I recently upgraded my home-brew NAS from OpenMediaVault 2.2.14 (Stone burner) to openmediavault 3.0.86 (Erasmus). It’s recommended that you do a fresh install but I thought I’d give the upgrade a shot as it was only a 10TB recovery if it went pear-shaped (!). They also recommend you disable all your plugins before you upgrade.
Apt-get all of the things
It’s an OS upgrade as well as an application upgrade. In an ssh session I ran
apt-get update && apt-get dist-upgrade && omv-update
This gets you up to date, then upgrades your distro (Debian), and then gets the necessary packages for omv.

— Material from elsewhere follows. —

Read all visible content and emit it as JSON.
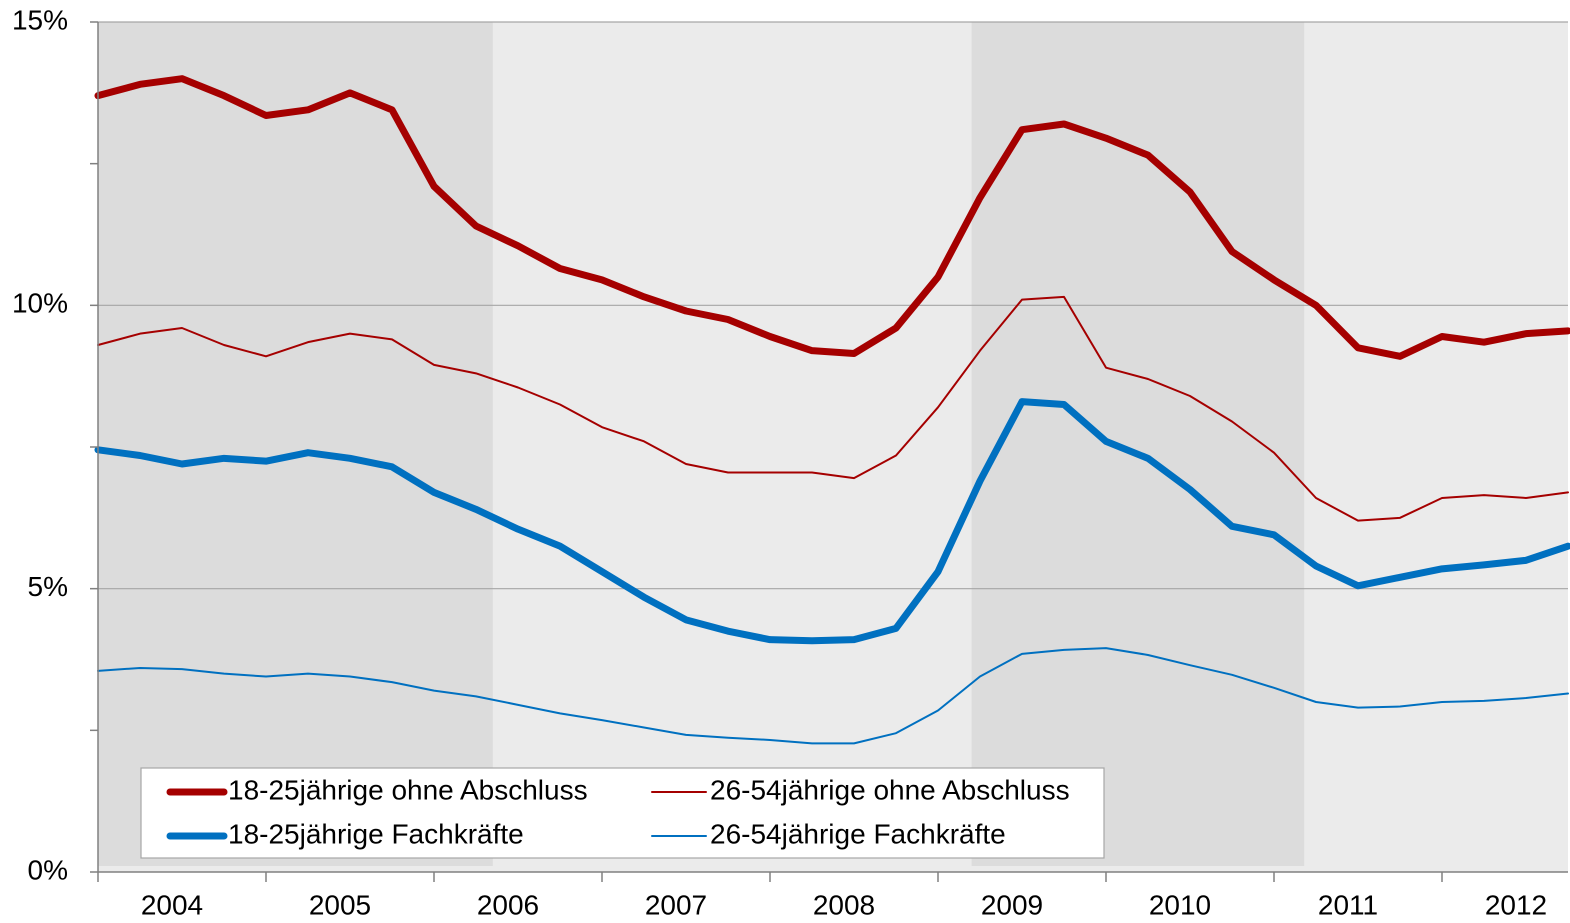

I then ran the omv upgrade.
omv-release-upgrade
This seemed to go well. I rebooted the box and could still access the shared data. Happy days. When I tried to access the web UI, however, I could enter my credentials but I couldn’t get in. I then ran
omv-firstaid
And tried to reconfigure the web interface. It kept complaining about a file not being found. So I ran
dpkg -l | grep openmediavault
This told me that there was still a legacy plugin (openmediavault-dnsmasq) running. I’d read on the forums that this might cause some problems. So I used apt-get to remove it.

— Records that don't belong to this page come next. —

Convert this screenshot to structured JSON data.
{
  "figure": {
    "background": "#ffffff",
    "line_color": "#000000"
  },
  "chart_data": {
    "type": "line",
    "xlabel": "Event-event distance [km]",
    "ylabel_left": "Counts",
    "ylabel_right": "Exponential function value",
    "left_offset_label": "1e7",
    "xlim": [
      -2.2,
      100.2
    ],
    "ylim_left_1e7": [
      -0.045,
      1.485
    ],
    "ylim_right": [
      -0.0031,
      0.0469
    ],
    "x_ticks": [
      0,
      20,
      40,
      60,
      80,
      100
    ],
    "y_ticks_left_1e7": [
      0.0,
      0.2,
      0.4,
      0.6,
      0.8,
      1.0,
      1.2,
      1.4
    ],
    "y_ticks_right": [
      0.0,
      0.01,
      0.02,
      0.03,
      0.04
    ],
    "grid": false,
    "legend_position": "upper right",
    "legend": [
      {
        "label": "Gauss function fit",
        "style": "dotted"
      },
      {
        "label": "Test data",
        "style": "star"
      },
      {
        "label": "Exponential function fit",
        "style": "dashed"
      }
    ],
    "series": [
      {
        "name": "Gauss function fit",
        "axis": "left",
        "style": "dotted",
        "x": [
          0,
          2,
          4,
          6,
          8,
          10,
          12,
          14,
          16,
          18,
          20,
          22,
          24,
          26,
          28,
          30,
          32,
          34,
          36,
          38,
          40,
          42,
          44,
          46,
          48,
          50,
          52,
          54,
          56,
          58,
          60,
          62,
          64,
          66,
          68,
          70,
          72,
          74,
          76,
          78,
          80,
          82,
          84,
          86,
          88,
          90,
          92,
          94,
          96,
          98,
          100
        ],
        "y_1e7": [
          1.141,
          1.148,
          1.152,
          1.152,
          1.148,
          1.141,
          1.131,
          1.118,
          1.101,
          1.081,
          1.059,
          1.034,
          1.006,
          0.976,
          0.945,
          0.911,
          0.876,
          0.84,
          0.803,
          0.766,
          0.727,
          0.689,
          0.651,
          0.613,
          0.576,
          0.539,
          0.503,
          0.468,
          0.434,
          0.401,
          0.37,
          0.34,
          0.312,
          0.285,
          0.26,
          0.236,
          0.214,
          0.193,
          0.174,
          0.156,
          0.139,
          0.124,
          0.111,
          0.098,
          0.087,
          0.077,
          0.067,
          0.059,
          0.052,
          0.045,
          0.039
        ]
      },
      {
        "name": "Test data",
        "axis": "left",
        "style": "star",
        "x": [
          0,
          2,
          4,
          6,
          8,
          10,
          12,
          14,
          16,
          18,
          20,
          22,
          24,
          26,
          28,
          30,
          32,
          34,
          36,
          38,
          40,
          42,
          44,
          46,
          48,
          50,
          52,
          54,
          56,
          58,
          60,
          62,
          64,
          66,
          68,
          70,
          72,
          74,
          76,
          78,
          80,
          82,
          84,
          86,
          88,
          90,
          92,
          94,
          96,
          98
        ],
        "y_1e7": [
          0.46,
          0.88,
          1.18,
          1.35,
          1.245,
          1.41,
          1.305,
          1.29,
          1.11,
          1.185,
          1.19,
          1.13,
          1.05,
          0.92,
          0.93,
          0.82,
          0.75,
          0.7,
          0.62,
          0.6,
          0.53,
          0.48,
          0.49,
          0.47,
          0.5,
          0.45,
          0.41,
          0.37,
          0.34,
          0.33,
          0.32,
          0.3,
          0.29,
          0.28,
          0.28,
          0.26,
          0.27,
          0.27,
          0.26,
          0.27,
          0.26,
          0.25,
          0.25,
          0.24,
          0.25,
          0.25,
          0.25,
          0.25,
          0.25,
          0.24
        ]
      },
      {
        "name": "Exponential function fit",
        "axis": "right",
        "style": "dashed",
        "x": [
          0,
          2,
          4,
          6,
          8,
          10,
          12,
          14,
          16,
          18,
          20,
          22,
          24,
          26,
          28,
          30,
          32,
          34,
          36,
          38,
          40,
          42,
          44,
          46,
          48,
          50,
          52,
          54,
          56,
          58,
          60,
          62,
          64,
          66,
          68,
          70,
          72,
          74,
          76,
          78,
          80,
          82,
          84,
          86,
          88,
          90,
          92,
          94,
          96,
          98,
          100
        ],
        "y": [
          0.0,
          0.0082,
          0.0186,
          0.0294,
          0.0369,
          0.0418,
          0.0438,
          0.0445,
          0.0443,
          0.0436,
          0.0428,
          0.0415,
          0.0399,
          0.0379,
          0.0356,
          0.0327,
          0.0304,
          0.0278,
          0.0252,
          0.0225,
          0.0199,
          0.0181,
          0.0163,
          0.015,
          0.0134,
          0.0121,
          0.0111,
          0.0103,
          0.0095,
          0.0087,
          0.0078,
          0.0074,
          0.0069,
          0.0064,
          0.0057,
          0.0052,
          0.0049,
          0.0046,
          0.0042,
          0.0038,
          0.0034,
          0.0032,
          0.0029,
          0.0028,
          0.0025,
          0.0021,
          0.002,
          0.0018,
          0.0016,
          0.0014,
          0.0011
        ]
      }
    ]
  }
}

apt-get remove openmediavault-dnsmasq
The next time I ran apt-get it told me there were some legacy packages present that I could remove. So I did.
apt-get autoremove dnsmasq dnsmasq-base libnetfilter-conntrack3
After that, I was able to login in to the web UI with no problems and everything now seems to be in order. When my new NAS arrives I’ll evacuate this one and rebuild it from scratch. There are a fair few changes in version 3 and it’s worth checking out. You can download the ISO image from here.
DNS Matters
The reason I had the dnsmasq plugin installed in the first place was that I’d been using the NAS as a DHCP / DNS server. This had been going reasonably well, but I’d heard about Pi-hole and wanted to give that a shot. That’s a story for another time, but I did notice that my OMV box hadn’t updated its /etc/resolv.conf feel correctly, despite the fact that I’d reconfigured DNS via the web GUI. If you run into this issue, just run
dpkg-reconfigure resolvconf
And you’ll find that resolv.conf is correctly updated. Incidentally, if you’re a bit old-fashioned and don’t like to run everything through DHCP reservations, you can add a second set of static host entries to dnsmasq on your pi-hole machine by following these instructions.